Alors le rêve américain a tourné au cauchemar, la classe ouvrière est dans le descenseur social.
La semaine dernière, je vous ai présenté le livre de JD Vance, Hillbilly Elégie, que beaucoup de critiques américains ont présenté comme fournissant des clefs pour comprendre la victoire de Donald Trump. A travers sa propre trajectoire – Vance est issu de la classe ouvrière de l’Ohio, il explique le ressentiment des « petits Blancs » en colère. Les Etats-Unis sont devenus méritocratiques. Or la culture hillbilly valorise l’honneur, favorise la force physique au détriment des diplômes. Quels autres éléments peuvent expliquer le sentiment d’échec collectif ressenti par ces populations ?

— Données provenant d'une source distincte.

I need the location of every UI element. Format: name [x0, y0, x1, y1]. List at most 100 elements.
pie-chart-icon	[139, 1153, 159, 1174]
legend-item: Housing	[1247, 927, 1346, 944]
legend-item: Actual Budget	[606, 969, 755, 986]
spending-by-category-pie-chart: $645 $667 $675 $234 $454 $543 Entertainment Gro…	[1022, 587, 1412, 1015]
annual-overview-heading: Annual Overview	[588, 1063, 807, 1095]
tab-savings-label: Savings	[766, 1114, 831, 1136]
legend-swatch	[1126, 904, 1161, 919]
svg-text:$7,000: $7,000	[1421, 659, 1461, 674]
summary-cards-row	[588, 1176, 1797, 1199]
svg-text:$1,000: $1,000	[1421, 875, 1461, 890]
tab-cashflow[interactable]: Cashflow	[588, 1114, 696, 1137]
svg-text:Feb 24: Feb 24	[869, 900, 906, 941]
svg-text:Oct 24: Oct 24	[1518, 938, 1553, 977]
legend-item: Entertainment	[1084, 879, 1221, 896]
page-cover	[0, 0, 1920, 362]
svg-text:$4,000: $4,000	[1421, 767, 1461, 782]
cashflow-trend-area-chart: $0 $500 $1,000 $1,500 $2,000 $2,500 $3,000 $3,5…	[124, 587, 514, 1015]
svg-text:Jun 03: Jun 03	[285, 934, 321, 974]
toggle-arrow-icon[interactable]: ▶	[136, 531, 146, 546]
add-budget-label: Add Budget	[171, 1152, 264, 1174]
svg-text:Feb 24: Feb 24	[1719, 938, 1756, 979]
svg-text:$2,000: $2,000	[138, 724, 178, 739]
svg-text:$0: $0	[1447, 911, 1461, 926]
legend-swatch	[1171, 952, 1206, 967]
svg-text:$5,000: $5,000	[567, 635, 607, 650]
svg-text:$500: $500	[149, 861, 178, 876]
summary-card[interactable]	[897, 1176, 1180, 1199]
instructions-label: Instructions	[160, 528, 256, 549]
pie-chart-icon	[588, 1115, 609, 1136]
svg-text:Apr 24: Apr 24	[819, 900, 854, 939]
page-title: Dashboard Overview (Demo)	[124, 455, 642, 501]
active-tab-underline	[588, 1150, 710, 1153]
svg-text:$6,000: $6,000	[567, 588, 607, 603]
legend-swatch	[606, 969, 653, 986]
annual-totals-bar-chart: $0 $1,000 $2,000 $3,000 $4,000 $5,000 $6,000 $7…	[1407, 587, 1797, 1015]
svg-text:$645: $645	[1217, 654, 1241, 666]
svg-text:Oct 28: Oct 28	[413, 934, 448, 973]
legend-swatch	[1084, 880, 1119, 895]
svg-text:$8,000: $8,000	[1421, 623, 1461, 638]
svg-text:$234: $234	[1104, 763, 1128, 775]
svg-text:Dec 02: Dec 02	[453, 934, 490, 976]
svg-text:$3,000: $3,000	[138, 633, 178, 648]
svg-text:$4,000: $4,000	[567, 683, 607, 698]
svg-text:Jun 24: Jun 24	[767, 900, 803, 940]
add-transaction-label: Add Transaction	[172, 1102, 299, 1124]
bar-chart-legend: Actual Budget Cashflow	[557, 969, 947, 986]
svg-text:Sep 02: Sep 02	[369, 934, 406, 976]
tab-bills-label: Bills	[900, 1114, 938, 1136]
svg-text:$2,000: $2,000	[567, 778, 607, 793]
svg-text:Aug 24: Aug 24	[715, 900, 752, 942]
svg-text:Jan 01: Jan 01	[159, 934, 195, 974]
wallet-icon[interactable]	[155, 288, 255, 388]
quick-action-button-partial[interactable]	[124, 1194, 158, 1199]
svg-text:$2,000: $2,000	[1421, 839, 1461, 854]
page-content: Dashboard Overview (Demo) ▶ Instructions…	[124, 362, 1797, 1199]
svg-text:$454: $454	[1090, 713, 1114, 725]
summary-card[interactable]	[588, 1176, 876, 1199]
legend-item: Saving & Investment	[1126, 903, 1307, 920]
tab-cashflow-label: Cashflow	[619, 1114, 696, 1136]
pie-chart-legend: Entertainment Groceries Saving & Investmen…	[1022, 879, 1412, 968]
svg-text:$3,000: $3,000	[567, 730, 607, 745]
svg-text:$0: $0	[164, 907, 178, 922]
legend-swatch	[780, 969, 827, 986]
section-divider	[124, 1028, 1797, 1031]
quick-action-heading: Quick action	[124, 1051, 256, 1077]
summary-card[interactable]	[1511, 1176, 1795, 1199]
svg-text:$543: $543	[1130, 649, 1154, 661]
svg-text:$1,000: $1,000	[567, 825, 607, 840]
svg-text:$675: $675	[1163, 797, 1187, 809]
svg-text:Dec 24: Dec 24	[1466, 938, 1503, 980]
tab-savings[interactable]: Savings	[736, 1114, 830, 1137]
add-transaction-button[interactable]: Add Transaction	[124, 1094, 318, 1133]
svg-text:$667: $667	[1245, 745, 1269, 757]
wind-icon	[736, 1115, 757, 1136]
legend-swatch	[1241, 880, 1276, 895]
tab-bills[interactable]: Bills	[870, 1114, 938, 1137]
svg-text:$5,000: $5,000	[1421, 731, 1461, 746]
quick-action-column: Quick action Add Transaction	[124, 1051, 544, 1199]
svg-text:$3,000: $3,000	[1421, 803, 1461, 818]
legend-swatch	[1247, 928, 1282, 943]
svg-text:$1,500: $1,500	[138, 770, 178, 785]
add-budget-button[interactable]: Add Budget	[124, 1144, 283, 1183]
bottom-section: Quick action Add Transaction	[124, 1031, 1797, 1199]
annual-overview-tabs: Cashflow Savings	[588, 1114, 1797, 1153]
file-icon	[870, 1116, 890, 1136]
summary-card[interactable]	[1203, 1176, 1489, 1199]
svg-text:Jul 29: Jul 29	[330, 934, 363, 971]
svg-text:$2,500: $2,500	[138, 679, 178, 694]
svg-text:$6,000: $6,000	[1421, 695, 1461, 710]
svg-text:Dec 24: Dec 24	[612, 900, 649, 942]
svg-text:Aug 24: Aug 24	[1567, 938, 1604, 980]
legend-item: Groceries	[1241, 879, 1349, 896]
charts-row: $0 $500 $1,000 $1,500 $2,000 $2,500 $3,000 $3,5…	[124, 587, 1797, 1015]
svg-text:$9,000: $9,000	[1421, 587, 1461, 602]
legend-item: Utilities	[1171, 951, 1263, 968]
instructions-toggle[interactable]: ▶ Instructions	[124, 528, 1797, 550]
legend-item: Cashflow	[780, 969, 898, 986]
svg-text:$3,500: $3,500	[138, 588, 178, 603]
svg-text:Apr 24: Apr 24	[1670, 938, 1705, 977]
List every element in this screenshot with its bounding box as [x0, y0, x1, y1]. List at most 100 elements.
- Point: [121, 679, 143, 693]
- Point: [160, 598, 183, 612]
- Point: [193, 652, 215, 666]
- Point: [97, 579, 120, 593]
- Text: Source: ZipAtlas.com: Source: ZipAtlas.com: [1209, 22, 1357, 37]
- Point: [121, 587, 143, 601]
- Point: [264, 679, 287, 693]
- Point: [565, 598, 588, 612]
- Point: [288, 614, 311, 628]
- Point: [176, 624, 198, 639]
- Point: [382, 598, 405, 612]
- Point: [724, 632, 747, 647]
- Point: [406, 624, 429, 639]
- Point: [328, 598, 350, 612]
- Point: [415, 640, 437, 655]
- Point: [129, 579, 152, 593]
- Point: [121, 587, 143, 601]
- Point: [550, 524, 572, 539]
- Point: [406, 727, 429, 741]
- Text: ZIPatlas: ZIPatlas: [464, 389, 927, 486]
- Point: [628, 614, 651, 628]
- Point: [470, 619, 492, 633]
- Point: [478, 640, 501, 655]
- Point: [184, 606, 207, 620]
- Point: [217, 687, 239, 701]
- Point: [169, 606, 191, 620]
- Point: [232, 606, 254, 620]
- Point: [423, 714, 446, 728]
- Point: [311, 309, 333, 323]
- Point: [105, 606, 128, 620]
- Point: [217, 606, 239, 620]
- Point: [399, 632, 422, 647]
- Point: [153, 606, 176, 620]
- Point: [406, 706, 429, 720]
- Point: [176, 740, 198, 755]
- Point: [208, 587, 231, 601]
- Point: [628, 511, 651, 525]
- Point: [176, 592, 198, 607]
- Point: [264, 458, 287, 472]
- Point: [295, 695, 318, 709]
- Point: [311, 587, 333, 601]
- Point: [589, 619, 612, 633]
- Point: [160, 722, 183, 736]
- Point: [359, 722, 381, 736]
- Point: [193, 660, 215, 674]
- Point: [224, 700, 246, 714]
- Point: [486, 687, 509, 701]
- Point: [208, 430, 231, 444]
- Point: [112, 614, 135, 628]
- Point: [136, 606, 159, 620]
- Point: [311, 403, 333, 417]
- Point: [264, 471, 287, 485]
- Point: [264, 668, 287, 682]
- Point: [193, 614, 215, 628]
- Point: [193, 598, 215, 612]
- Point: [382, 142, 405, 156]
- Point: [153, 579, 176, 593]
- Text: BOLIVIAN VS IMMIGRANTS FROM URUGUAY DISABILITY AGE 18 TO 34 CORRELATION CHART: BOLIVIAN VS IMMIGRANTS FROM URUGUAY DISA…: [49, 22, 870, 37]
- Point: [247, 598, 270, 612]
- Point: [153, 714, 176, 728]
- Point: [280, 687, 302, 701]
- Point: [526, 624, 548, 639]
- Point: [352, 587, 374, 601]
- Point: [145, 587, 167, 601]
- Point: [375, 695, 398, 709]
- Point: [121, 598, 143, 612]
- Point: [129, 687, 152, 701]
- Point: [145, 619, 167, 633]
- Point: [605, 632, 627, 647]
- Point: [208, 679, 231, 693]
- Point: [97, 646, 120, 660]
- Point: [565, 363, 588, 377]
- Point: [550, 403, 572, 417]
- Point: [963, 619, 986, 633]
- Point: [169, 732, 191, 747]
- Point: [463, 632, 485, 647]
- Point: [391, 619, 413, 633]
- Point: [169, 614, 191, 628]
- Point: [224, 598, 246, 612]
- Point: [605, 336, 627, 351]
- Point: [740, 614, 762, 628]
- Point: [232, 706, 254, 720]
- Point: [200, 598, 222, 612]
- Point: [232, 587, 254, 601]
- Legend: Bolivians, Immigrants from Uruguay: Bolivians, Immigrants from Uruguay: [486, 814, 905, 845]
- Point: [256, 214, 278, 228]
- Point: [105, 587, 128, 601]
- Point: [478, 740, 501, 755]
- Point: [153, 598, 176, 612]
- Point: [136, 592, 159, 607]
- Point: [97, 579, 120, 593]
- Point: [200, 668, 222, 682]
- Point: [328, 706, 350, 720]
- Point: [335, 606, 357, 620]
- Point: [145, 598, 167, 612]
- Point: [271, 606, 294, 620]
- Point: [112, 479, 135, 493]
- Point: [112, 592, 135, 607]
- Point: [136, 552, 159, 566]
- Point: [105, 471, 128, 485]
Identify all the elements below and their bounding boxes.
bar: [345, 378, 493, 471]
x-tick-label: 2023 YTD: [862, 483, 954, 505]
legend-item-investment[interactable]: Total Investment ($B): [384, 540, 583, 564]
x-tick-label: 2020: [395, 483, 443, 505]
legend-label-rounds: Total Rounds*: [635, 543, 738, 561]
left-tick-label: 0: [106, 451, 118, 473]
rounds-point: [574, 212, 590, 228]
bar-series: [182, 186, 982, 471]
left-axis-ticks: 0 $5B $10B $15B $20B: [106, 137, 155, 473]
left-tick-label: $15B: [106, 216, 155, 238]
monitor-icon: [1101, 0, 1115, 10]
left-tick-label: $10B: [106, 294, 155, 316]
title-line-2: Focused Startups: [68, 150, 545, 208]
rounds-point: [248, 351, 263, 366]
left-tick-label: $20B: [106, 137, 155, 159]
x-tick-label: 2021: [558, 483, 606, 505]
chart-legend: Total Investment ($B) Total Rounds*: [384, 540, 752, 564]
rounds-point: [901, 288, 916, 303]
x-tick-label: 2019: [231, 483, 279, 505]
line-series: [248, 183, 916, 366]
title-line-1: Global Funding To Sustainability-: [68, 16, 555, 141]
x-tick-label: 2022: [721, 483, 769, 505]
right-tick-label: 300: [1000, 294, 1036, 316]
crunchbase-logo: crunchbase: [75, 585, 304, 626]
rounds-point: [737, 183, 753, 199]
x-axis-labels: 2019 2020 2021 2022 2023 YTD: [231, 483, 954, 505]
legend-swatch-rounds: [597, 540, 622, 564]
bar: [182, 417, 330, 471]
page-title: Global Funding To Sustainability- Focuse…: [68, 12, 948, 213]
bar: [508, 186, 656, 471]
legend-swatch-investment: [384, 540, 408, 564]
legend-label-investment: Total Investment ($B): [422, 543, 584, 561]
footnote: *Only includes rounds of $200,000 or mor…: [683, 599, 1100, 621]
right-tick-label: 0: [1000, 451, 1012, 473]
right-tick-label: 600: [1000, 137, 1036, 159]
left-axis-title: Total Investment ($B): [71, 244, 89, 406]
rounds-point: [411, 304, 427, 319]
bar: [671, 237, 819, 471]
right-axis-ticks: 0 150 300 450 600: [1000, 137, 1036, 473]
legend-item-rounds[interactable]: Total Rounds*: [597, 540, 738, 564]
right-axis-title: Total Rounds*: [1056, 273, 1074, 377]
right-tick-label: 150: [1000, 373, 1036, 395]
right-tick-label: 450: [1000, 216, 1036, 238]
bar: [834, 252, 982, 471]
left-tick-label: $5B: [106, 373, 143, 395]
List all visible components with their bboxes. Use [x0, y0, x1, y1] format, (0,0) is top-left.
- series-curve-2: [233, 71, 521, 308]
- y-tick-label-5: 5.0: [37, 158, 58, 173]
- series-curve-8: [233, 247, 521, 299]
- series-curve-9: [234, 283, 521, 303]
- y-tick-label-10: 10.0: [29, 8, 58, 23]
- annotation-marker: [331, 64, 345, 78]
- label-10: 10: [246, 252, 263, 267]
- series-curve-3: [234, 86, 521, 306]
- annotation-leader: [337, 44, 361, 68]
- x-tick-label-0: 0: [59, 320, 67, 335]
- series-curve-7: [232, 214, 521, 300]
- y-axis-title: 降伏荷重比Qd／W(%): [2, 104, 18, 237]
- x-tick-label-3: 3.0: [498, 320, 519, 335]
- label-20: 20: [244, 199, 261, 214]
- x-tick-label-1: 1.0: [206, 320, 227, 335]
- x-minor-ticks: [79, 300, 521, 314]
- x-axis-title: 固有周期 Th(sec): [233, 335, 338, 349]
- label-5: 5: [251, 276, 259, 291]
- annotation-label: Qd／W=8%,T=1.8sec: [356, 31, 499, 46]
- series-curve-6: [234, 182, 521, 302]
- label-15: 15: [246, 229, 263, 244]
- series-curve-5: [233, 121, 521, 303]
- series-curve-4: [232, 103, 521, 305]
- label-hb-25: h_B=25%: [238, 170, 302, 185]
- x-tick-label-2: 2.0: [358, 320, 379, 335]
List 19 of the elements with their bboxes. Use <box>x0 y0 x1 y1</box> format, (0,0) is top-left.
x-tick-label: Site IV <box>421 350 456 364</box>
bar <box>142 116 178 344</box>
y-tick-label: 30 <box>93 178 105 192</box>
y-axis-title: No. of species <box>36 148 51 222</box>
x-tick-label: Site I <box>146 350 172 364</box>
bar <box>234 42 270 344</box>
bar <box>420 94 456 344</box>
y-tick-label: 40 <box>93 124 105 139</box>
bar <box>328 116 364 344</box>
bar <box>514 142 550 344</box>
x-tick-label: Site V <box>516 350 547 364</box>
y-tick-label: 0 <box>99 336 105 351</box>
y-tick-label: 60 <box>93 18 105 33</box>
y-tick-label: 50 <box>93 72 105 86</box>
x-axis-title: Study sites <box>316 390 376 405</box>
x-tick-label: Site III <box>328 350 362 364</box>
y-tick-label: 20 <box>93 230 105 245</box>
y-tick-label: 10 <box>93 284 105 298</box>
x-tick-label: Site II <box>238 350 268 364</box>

Ce qui s’est passé, ces dernières années, aux Etats-Unis, c’est la dissolution du « rêve américain ». Les chansons de Bruce Springsteen nous le disent depuis des années : l’époque où non seulement les ouvriers américains pouvaient vivre confortablement, se payer leur grande maison de bois et leur gros pick-up, mais se sentir fiers d’appartenir aux « cols bleus » est terminée. Les « vrais hommes » arborant fièrement le casque blanc accrochés à la ceinture et une paire de gros gants dans la poche arrière du jeans, c’est du passé. Lorsque les usines n’ont pas été délocalisées, elles sont automatisées.
L’économie de la connaissance et les start-ups, c’est bon pour les malins bourrés de diplômes. L’ancienne fierté d’appartenir à la classe ouvrière, patriote et pivot de l’Amérique, a fait place à la honte de constater qu’on vit moins bien que les parents. Depuis deux générations, le descenseur social est en marche aux Etats-Unis. Au temps des grands-parents, on pouvait encore s’élever à la force du poignet. Aujourd’hui, c’est le cauchemar américain.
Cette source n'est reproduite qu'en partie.